Al final, lo único que importa es esta línea temporal del presente donde Wayne lucha contra sus constantes desvaríos y lagunas mentales, no sólo para tratar de darle un cierre a esta investigación que lo atormenta, sino para concluir con muchas cuestiones personales ligadas al caso de manera indirecta como la relación con su compañero, trunca después de la muerte de Harris James (Scott Shepherd) -ex policía que terminó trabajando en la seguridad privada de Edward Hoyt (Michael Rooker), y uno de los principales responsables del encubrimiento que rodeó la muerte de Will y el secuestro de Julie-; y sobre todo, su matrimonio con Amelia, plagado de recriminaciones, resentimientos, dudas y traumas bélicos que Hays nunca pudo exorcizar de forma correcta.
Ya es un poco tarde para enmendar las cosas con Amelia, pero ella sigue estando presente en sus propias fantasías/pesadillas (digamos que es la voz de su consciencia) y ese libro plagado de pistas que él nunca llegó a terminar de leer. Lo que le queda, es la ayuda de su hijo Henry (Ray Fisher) y ese reencuentro con Roland, al menos, hasta que los recuerdos se borren por completo o ya no distinga pasado de presente. Pizzolatto y compañía hacen demasiado hincapié en la condición de Wayne, a veces para despistarnos y otras para jugar con la narrativa. En la mayoría de los casos, y en los primeros episodios de la temporada, funciona muy bien, pero el recurso se gasta fácilmente, y esa última escena junto a Julie podrá favorecer el futuro de la chica, pero no las expectativas del espectador, que esperaba una resolución menos simplista.

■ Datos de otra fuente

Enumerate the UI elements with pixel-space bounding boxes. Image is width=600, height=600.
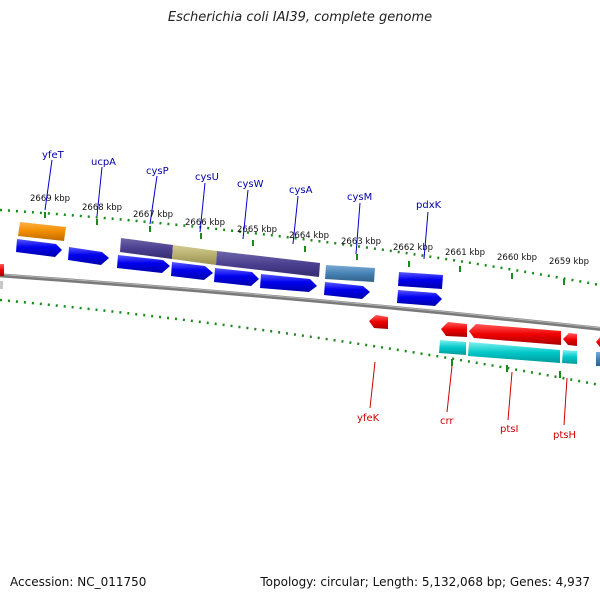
operon-pts-crr[interactable]: [439, 340, 466, 355]
scale-label: 2661 kbp: [445, 248, 485, 258]
scale-label: 2669 kbp: [30, 194, 70, 204]
scale-label: 2665 kbp: [237, 225, 277, 235]
feature-steelblue[interactable]: [325, 265, 375, 282]
scale-ticks: [44, 212, 565, 285]
reverse-gene-labels: yfeK crr ptsI ptsH: [357, 413, 576, 441]
gene-arrow[interactable]: [260, 274, 317, 292]
reverse-leader-lines: [369, 361, 568, 426]
feature-pdxK-box[interactable]: [398, 272, 443, 289]
gene-label-crr: crr: [440, 416, 454, 427]
scale-label: 2663 kbp: [341, 237, 381, 247]
scale-label: 2659 kbp: [549, 257, 589, 267]
gene-label-cysU: cysU: [195, 172, 219, 183]
partial-red-right[interactable]: [596, 337, 600, 347]
operon-cys-olive[interactable]: [172, 245, 217, 265]
scale-label: 2666 kbp: [185, 218, 225, 228]
inner-ring-ticks: [451, 359, 561, 378]
gene-label-ptsH: ptsH: [553, 430, 576, 441]
partial-gray-left: [0, 281, 3, 289]
scale-label: 2662 kbp: [393, 243, 433, 253]
gene-arrow[interactable]: [68, 247, 109, 265]
gene-label-ucpA: ucpA: [91, 157, 116, 168]
operon-pts-ptsH[interactable]: [562, 350, 577, 364]
operon-cys-purple-left[interactable]: [120, 238, 173, 259]
gene-arrow-ptsI[interactable]: [469, 324, 561, 345]
operon-track: [18, 222, 443, 289]
partial-red-left[interactable]: [0, 264, 4, 276]
gene-arrow[interactable]: [16, 239, 62, 257]
reverse-cds-track: [369, 315, 600, 347]
operon-cys-purple-right[interactable]: [216, 251, 320, 277]
inner-scale-ring: [0, 298, 600, 387]
gene-arrow[interactable]: [324, 282, 370, 299]
gene-label-pdxK: pdxK: [416, 200, 442, 211]
gene-label-cysW: cysW: [237, 179, 264, 190]
gene-label-cysM: cysM: [347, 192, 372, 203]
gene-label-ptsI: ptsI: [500, 424, 518, 435]
scale-label: 2667 kbp: [133, 210, 173, 220]
genome-title: Escherichia coli IAI39, complete genome: [167, 10, 433, 25]
scale-label: 2668 kbp: [82, 203, 122, 213]
scale-label: 2664 kbp: [289, 231, 329, 241]
partial-steelblue-right[interactable]: [596, 352, 600, 366]
reverse-operon-track: [439, 340, 600, 366]
accession-text: Accession: NC_011750: [10, 575, 147, 589]
forward-gene-labels: yfeT ucpA cysP cysU cysW cysA cysM pdxK: [42, 150, 442, 211]
scale-label: 2660 kbp: [497, 253, 537, 263]
gene-arrow-ptsH[interactable]: [563, 333, 577, 346]
gene-arrow[interactable]: [171, 262, 213, 280]
gene-arrow-crr[interactable]: [441, 322, 467, 337]
gene-arrow-yfeK[interactable]: [369, 315, 388, 329]
operon-pts-ptsI[interactable]: [468, 342, 560, 363]
genome-backbone-highlight: [0, 273, 600, 329]
gene-label-yfeK: yfeK: [357, 413, 380, 424]
gene-label-cysP: cysP: [146, 166, 169, 177]
forward-leader-lines: [44, 159, 429, 260]
genome-backbone: [0, 273, 600, 331]
gene-label-yfeT: yfeT: [42, 150, 65, 161]
forward-cds-track: [16, 239, 442, 306]
gene-arrow[interactable]: [214, 268, 259, 286]
gene-arrow[interactable]: [117, 255, 170, 273]
scale-labels: 2669 kbp 2668 kbp 2667 kbp 2666 kbp 2665…: [30, 194, 589, 267]
gene-arrow[interactable]: [397, 290, 442, 306]
feature-orange[interactable]: [18, 222, 66, 241]
gene-label-cysA: cysA: [289, 185, 313, 196]
genome-summary-text: Topology: circular; Length: 5,132,068 bp…: [260, 575, 590, 589]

El ritmo de la temporada nuca es un verdadero problema, salvo algunos momentos innecesarios o escenas que nada aportan a la trama. El problema es que pasamos varias décadas rejuntando pistas y atestiguando como desaparecen sospechosos e involucrados, todo para que la resolución nos llegue en una última confesión y un hallazgo un tanto azaroso de dos viejos detectives que ya no tienen nada que perder. Ese misterio que logran construir a lo largo de ocho episodios muy bien delineados y maravillosamente actuados por Ali, Dorff y Ejogo, se desluce en pocos minutos y pierde la contundencia de todo ese desarrollo.
Al final, el caso de los Purcell es una excusa para examinar las culpas, los traumas, la naturaleza humana y el tiempo como el enemigo más implacable. Jeremy Saulnier (“Hold The Dark”), Pizzolatto y Daniel Sackheim (“Better Call Saul”), los tres directores de esta temporada, hacen un gran trabajo para entregar una historia coherente y pareja desde su aspecto visual y su narrativa, paseándonos una vez más por la América profunda, los lugares de poder y las miserias del “white trash”, que tanto obsesionan a Nic, aparentemente.
El saldo es positivo, más allá de su final, gracias a la pareja protagonistas, su introspección y un misterio bien llevado, al menos, hasta que nos pinchan la burbuja.